3/22/17 – Her: I unfriended you on FB. I know it will piss you off. I feel like I need to sensor things, or delete people’s comments because I don’t want you to get hurt. I posted last night that I fell in love. I realized even though I have fallen in love with me and my life, I didn’t want that post to hurt you. I was going to delete, but then I thought “it is my page, I shouldn’t have to worry about what I post”. I do worry. I don’t want to make you sad if you see pictures of me doing things. I don’t want you to hate me….

Not pissed of, just hurt beyond belief. Time to run away.

Happy Spring

I’m glad you’re having fun. It’s about time.

I was backing off from texting and emailing you this week. Just as I need to be careful to not grab at stings that only pull my heart but lead nowhere, I understand you don’t need me pulling you back to home when you’re not coming back.

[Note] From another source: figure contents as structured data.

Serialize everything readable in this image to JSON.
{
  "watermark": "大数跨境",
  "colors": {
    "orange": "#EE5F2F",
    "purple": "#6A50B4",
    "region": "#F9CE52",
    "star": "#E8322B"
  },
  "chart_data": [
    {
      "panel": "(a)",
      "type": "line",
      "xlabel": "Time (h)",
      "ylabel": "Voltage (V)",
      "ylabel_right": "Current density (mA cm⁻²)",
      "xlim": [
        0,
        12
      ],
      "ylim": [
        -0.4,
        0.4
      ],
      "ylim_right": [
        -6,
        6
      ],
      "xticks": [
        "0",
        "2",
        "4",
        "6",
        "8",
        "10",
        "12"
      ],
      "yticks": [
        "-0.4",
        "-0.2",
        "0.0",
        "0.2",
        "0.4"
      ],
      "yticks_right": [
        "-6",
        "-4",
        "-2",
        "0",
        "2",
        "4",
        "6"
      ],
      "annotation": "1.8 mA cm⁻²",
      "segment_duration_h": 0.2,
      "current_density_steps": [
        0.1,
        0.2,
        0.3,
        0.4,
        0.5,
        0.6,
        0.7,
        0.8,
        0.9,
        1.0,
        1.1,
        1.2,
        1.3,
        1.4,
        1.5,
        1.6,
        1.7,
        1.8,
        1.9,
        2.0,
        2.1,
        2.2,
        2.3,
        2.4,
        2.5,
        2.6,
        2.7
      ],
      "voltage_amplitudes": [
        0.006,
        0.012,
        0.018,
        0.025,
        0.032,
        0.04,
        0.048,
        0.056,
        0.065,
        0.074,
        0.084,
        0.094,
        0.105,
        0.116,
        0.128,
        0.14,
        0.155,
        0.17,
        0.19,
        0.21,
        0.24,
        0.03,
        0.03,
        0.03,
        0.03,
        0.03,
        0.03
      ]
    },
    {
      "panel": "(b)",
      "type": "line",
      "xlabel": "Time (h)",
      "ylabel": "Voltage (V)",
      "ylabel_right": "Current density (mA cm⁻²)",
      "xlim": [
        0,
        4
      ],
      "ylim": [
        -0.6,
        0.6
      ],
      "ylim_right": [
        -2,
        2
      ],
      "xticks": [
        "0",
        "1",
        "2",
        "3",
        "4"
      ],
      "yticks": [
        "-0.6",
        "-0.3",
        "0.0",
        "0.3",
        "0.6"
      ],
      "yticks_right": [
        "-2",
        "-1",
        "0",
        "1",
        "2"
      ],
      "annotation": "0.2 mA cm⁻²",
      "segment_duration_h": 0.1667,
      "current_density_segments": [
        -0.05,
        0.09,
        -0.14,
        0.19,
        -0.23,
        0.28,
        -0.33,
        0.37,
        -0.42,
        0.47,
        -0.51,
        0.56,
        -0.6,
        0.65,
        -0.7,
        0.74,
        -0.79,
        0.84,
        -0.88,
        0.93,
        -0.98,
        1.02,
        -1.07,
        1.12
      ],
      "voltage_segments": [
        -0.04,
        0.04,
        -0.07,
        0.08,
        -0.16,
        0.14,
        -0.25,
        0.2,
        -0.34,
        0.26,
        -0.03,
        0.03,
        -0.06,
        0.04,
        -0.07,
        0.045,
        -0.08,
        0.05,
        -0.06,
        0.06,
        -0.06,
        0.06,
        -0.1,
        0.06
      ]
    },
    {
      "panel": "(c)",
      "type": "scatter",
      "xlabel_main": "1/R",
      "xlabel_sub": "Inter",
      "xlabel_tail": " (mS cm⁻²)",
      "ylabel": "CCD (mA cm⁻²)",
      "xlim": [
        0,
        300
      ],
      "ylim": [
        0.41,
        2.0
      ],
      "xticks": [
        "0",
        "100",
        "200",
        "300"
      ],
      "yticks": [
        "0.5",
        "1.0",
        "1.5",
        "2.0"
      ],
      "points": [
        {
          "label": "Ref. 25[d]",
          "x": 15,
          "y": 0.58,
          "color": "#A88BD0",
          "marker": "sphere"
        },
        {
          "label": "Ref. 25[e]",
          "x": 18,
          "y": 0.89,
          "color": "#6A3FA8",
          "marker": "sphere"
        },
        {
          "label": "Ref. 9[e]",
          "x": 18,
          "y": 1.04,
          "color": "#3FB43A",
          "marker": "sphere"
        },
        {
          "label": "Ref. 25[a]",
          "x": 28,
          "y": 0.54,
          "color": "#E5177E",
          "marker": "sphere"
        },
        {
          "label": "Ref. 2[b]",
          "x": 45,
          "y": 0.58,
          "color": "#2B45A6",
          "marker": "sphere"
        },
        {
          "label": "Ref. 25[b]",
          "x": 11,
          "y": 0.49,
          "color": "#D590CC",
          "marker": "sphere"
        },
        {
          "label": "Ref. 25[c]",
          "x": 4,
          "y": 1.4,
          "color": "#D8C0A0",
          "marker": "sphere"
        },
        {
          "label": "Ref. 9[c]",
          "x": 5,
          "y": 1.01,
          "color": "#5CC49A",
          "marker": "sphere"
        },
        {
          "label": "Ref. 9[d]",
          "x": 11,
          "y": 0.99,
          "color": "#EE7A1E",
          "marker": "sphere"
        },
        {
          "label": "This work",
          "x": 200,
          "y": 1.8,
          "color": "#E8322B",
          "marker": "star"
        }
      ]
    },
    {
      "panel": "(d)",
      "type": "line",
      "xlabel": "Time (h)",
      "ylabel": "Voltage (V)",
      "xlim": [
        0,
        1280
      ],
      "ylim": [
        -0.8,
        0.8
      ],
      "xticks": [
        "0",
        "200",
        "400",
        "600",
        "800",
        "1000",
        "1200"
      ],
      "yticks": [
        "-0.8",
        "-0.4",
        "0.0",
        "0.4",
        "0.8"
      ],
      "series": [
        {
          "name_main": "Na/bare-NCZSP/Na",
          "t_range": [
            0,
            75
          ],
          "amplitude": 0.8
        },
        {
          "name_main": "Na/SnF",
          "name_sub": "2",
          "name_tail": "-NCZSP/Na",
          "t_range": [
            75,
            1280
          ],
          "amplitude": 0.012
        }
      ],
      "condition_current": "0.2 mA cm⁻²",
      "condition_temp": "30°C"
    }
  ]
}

I am truly happy that you are finding happiness and success. You deserve it, all the happiness life has to give.

Love, always and forever.

P.S. Feel free to messenger any time

1 Comment

Her 3/21/2017 05:19:27 am

As usual I feel like shit. You call and text, yet I am the one who feels guilty. I had a very long comment that I deleted. It was the same thing I always say. Reading a book called Everything Happens for a Reason.. .. It is very insightful.